Les difficultés font pourtant partie de la vie d’une startup. Abandon d’une fonctionnalité, fermeture d’un bureau à l’international, déboires judiciaires avec un concurrent, voire licenciements ou redressement judiciaire : le chemin de la réussite est semé d’embûches. Et celui de la gloire comporte également sa part d’ombre, qu’il est parfois pertinent de mettre en lumière.
Vos premiers interlocuteurs : vos collaborateurs
En période délicate, la communication est un art qu’il est d’autant plus important de maîtriser. D’abord en interne. “Chaque cas est différent, préviennent Gaëlle Legris et Marianne Felce-Dachez, cofondatrices de l’agence de communication Léon. Mais la priorité doit toujours être donnée aux collaborateurs. La communication interne et externe ne doit pas se faire ni dans la même temporalité ni avec le même degré de transparence.” Communiquez oui mais pas auprès de n’importe qui. D’abord à ceux qui vous ont toujours suivi·e, soutenu·e, ceux qui constituent – ou doivent constituer – votre premier cercle : vos salariés.
Convenons que l’exercice relève du funambulisme : vous ne devez pas affoler les équipes mais ne pouvez pas non plus prendre le risque qu’elles aient vent d’un trou d’air par quelqu’un d’autre que vous.

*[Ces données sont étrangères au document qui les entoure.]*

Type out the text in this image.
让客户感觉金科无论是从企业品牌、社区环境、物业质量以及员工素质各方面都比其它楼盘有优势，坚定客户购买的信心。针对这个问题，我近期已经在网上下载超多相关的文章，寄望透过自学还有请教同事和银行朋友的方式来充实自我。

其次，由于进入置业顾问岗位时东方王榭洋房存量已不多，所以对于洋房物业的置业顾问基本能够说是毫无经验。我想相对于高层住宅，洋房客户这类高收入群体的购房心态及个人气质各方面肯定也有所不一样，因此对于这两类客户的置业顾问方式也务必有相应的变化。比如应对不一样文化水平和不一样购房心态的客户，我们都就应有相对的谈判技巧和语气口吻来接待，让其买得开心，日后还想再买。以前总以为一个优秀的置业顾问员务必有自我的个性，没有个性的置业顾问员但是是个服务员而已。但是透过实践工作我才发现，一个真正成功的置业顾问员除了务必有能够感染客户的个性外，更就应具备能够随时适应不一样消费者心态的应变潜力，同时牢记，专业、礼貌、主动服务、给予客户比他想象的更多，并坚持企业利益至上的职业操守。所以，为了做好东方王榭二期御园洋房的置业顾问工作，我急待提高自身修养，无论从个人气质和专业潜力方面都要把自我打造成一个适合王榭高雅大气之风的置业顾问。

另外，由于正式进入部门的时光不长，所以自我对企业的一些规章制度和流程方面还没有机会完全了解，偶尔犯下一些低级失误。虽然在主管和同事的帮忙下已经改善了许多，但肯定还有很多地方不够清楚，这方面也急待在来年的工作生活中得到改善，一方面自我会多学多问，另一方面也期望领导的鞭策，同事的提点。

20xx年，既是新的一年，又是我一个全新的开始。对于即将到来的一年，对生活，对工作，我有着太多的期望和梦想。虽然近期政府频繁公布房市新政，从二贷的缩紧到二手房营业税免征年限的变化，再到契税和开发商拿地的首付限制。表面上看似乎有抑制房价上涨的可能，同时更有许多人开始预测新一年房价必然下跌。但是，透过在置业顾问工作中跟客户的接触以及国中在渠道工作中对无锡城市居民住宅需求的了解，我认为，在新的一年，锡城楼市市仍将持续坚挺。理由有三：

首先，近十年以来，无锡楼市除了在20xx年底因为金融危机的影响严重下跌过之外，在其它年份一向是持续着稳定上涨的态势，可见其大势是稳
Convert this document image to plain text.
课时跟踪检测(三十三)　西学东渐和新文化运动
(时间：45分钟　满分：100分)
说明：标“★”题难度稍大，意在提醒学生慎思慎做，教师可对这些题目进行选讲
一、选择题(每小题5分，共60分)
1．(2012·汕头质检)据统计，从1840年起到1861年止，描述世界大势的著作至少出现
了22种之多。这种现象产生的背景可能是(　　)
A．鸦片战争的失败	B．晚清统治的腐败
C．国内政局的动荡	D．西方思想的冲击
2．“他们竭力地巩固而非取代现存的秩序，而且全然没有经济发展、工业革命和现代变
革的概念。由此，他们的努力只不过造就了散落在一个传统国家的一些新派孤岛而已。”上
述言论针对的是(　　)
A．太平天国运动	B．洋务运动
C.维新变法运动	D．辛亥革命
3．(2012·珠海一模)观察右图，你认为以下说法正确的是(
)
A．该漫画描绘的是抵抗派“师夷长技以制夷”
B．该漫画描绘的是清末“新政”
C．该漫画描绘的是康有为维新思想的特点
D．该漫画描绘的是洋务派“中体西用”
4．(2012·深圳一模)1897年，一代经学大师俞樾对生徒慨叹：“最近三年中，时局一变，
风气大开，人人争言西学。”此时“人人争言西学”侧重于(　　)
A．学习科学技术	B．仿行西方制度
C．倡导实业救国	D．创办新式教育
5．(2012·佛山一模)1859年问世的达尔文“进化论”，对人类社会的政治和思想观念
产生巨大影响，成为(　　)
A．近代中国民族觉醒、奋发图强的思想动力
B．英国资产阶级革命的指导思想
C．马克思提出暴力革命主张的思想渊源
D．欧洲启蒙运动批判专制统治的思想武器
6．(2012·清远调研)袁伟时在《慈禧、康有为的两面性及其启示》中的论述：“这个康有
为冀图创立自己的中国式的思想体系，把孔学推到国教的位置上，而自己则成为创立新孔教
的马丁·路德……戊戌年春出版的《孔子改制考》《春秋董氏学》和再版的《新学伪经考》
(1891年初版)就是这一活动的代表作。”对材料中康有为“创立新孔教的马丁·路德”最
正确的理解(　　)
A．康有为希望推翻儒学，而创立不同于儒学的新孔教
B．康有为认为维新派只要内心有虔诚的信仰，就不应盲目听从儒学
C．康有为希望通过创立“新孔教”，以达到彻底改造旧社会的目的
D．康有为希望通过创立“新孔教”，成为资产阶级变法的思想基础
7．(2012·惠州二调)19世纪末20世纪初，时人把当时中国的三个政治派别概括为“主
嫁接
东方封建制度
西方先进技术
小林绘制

Néanmoins, partager avec eux vos difficultés – collectives, qui plus est – ne signifie pas partager vos doutes. Vous restez maître à bord et c’est plus que jamais le moment de montrer la voie à vos collaborateurs. Evoquez les solutions auxquelles vous avez pensé, les pistes que vous avez choisi de suivre. C’est aussi grâce à cela que vous (re)nouerez un lien de confiance. Et que vos salarié·e·s deviendront vos premiers avocats.
Parler ou ne pas parler à la presse ?
Restent les journalistes. Dans un premier temps se pose la question de votre parole. Devez-vous vraiment vous faire l’écho de vos difficultés alors qu’il serait si facile de simplement vous faire oublier (et vos problèmes avec) ? “Beaucoup d’entrepreneurs ont le réflexe de tailler dans les budgets communication lorsque leur entreprise va mal, constatent les fondatrices de l’agence Léon. Ils ne prennent plus la parole pendant un certain temps… mais cela nourrit le doute.” Certains journalistes ont la particularité d’avoir une mémoire d’éléphant couplée à un flair de chien de chasse. Difficile de rester incognito trop longtemps dans ces conditions. “Il faut se rappeler ce que signifie le terme de relations presse, indiquent Gaëlle Legris et Marianne Felce-Dachez. Une relation, c’est un lien qui ne perdure pas seulement lorsque tout va bien. Il faut accepter de se rendre disponible, de répondre aux questions aussi lorsque l’entreprise va moins bien.”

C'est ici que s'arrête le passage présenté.